Do you see why the presence of people like Navas would cause fear in the residents and businesses in the Chinatown area? The people in that area have put up with enough bad characters for decades. They don't need any more. They deserve respect and understanding from the city.

T. Ruby



Recently a city crew paved selected roads in the Māpunapuna area.

On one street that allows parking, the area adjacent to the gutter was not paved. This is not a major problem since there is no active traffic on that street.

However, Pūkōloa Street, which has no on-street parking between Māpunapuna Street and Pu'uloa Road, was also left with a one-foot gap between the gutter and new pavement overlay.

Unlike other streets, there is active traffic on the area of road that was not paved.

Driving a car with one half on new pavement and the other half on a rough surface makes no sense.

City officials should review the traffic pattern before paving roads.

Also, many intersections are incomplete, creating bumps while crossing the intersections.

Citizens deserve better driving conditions.

John Guzman



I have been a live-aboard tenant at the Ala Wai Small Boat Harbor for the past eight years.

I have paid my slip and live-aboard fees on time every month, never once late — that's more than $27,000 to date.

Recently it was decided to double the slip fees and triple the live-aboard fees.

I was so consumed by this upcoming financial dilemma that I forgot about my annual state boat inspection, due April 17, a minor formality.

When I went in to the marina office to pay my monthly fees on April 27, I was notified that because I was then 10 days late on my boat inspection, that my entire marina residency had been canceled and that I had to vacate my boat slip immediately. I was in shock.

No warning, no grace period, no notice, no compassion. Bottom line: DLNR can charge the next tenant much more.

I am a handicapped senior citizen who is being abused by a state agency. Can anyone help? Do I need an attorney? If I've got a few more years to live, let them be at home, not homeless,

Bernard Morry



At a recent debate, I posed a question to candidate Charles Djou, and his answer was shocking.

Considering Hawai'i's failed public education system and the loss of millions of dollars from Washington, I asked whether Djou thought President Obama's "Race to the Top" educational improvement program was an example of federal interference in state matters.

His answer pandered to Democrats.
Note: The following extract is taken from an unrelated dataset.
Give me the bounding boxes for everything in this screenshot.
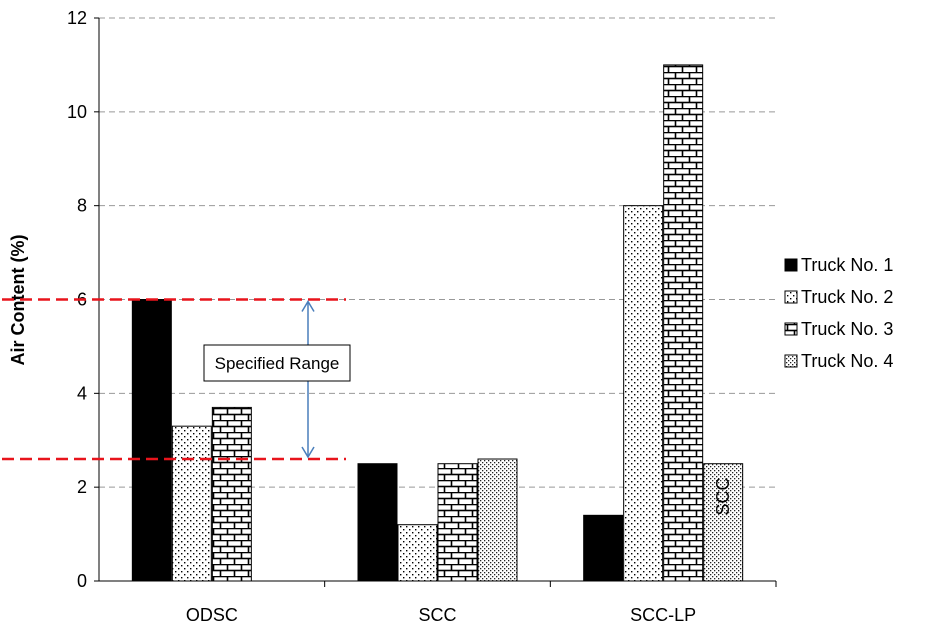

He expressed pride in being a dad, called the Secretary of Education a "bright light," and said he accepts only a limited federal role in public education, even in a failing system.

He did not say he supports federal education money for Hawai'i.

As a rookie, Djou will vote the way he is told to vote. That's how Republicans in Washington work. Members' votes belong to the Republican leadership, period. That's how they are unanimous in opposition to our president.

A vote for Djou is a vote against the president. There is no reason to reward this shameless politician.

I like Colleen Hanabusa. She is not the least bit deceptive, and she supports our president.